The net effect is that each eye still is only presented with 60 unique active video frames per second with each one being 3 x 1/480 sec. = 1/160 sec. long. Projectors using this approach are displaying the active frames for each eye for 3 out of 8 consecutive 1/480 sec. intervals, or 37.5% of the time, rather than 25% of the time as in the previous example. Thus there will be less light loss than with the previously described approach used by the 240Hz LCD flat panels 3D TVs and certain 240 Hz 3D LCoS projectors. With this Epson/Panasonic approach the real question becomes: do the LCD micro-display chips have a short enough response time to fully transition between left and right sequential active frames during the 1/480 sec. where the black frame is being inserted. Initial reports have been that 3D crosstalk on these new Panasonic and Epson projectors is visible at times as is also the case with LCoS based 3D projectors (and much less so with DLP 3D projectors).
I hope in future blogs to do some comparisons on the level of 3D crosstalk achieved by some different types of 3D projectors.

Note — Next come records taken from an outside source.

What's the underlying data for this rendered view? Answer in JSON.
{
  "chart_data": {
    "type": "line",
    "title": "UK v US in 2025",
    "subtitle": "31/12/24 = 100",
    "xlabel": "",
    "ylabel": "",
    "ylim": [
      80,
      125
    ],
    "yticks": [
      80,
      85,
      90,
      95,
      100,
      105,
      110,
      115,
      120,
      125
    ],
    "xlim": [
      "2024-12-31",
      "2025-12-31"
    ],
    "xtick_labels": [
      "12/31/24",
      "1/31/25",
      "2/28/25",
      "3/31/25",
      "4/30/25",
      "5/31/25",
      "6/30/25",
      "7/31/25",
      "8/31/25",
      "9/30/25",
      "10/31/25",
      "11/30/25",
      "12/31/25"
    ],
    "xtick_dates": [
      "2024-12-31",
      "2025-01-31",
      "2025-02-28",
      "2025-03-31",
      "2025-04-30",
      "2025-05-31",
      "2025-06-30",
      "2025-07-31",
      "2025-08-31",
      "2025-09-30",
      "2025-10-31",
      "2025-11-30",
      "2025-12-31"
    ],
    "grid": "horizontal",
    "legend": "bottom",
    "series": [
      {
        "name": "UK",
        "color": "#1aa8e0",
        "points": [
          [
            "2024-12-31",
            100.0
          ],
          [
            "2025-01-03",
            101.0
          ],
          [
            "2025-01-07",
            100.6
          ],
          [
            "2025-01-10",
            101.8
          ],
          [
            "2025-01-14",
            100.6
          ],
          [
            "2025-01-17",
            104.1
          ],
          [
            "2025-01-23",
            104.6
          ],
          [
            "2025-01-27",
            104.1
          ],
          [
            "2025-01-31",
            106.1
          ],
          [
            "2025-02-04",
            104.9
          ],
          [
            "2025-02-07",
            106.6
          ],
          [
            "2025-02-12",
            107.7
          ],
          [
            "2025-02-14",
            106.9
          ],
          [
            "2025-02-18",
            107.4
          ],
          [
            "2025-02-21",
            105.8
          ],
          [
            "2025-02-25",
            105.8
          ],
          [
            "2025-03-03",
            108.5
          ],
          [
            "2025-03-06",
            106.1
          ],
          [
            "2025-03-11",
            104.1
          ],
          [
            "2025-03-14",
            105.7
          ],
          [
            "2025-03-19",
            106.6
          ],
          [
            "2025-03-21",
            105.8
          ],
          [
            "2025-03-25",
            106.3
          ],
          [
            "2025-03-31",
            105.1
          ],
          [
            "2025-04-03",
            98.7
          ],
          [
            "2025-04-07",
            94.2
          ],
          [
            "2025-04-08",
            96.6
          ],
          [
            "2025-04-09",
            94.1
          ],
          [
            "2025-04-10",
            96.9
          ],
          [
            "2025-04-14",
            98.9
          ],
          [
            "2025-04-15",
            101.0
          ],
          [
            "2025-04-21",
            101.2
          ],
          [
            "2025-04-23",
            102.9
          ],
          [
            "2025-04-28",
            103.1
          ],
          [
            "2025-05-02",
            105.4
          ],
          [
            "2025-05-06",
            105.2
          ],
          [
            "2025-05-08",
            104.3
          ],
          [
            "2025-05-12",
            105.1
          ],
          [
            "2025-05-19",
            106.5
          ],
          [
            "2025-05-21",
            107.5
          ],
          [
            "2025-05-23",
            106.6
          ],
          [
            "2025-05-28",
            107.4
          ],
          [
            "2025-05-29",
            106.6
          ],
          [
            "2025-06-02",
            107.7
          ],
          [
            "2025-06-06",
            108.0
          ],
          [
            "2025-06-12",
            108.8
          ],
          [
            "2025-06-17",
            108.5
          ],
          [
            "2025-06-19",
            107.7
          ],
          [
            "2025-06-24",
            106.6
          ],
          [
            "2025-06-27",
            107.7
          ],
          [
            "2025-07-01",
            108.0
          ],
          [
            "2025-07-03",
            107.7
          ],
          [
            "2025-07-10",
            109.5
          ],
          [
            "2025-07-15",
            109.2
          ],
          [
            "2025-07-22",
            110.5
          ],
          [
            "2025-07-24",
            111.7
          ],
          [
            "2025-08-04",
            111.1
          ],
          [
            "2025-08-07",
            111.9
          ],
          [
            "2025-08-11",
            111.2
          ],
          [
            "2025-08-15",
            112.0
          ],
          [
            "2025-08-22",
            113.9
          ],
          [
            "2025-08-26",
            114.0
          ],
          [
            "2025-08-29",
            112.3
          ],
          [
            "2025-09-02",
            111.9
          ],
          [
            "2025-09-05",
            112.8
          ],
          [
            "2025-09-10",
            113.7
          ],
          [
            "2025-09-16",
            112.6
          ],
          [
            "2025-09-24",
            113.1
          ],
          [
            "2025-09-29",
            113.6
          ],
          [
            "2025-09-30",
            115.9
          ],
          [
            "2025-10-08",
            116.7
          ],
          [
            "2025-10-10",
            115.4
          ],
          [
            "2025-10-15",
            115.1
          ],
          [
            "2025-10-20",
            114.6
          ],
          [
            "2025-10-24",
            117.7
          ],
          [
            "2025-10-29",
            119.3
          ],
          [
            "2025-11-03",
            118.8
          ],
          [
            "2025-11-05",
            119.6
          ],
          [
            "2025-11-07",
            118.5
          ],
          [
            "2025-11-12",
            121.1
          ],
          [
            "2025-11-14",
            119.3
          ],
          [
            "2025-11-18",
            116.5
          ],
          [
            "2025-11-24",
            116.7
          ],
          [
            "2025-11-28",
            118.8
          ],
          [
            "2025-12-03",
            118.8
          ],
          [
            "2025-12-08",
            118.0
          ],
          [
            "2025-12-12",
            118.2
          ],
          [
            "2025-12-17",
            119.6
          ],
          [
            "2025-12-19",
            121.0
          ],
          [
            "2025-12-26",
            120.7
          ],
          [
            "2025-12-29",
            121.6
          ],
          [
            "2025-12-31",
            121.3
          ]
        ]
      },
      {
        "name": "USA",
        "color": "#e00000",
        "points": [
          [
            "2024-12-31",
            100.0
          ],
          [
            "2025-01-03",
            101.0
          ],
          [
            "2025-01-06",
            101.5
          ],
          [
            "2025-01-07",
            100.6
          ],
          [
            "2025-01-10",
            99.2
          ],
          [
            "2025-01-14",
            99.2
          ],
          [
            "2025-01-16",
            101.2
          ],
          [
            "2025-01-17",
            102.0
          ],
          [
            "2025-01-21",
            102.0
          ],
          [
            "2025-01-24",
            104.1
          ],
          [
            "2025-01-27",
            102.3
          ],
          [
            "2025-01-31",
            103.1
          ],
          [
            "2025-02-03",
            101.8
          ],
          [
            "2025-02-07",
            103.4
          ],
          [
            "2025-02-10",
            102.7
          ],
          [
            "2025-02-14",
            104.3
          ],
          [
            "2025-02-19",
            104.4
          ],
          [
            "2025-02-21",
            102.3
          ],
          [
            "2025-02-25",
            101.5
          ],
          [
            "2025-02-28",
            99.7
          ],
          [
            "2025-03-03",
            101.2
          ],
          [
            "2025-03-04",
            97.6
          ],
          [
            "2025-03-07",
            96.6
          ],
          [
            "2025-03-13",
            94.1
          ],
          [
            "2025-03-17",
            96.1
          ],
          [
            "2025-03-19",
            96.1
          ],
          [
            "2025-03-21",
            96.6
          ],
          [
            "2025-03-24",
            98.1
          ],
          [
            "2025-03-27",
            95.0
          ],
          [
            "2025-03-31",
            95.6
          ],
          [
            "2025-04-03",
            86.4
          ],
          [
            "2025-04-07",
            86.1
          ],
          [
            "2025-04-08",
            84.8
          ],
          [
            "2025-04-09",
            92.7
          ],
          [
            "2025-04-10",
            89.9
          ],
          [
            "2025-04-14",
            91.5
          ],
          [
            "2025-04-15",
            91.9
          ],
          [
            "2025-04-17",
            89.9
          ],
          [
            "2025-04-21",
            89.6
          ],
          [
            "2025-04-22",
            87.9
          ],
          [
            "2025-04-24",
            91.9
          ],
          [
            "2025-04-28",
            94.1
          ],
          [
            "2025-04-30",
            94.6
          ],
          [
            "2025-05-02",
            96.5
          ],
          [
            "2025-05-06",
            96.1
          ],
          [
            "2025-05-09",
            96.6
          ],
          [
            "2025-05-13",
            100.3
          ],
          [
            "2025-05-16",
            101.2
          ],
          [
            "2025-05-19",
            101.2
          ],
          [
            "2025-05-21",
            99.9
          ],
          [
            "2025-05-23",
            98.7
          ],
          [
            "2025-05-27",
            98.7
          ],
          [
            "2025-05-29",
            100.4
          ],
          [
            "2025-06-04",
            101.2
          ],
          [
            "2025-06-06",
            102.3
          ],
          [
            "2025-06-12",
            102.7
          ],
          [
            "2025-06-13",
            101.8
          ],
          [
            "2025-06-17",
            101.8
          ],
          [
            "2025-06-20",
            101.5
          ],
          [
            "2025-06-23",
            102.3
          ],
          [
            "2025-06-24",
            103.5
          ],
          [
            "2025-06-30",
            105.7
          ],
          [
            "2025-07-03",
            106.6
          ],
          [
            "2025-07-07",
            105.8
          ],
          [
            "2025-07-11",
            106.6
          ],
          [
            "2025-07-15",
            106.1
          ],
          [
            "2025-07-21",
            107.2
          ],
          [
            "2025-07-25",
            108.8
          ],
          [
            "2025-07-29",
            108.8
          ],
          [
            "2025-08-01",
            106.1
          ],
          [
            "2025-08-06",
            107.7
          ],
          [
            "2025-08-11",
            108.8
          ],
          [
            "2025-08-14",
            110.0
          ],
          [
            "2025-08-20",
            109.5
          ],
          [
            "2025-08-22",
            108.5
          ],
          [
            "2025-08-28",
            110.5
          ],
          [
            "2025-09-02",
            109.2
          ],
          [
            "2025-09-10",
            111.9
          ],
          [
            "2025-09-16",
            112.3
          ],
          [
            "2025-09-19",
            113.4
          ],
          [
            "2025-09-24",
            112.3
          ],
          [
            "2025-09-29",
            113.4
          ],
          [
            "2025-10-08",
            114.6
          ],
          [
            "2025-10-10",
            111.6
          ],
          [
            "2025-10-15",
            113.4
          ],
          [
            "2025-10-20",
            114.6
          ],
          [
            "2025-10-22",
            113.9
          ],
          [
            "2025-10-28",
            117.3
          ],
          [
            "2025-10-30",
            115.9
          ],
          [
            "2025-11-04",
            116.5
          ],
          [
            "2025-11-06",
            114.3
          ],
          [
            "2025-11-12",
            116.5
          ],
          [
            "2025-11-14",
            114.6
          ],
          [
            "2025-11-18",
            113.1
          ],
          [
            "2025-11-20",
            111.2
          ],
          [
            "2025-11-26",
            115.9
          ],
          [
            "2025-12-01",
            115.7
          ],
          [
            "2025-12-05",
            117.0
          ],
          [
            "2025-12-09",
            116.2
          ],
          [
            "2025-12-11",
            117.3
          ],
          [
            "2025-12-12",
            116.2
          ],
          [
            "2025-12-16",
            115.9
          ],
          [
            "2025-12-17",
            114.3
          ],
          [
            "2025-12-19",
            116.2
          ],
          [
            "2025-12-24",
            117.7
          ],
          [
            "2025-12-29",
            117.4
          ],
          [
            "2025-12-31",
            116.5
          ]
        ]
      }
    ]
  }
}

Finally, just a quick update on the upcoming 2012 models JVC 3D projectors. All JVC projectors use LCoS technology sold under the JVC trade name DILA. A nice color brochure is now available from the JVC UK consumer division web site – HERE. JVC offers both a consumer version (i.e., X30, X70, X90) and a profession version (i.e., RS45, RS55, RS65) that are virtually identical. The first of these new JVC 3D projectors are expected to start showing up at dealers in the United States during December.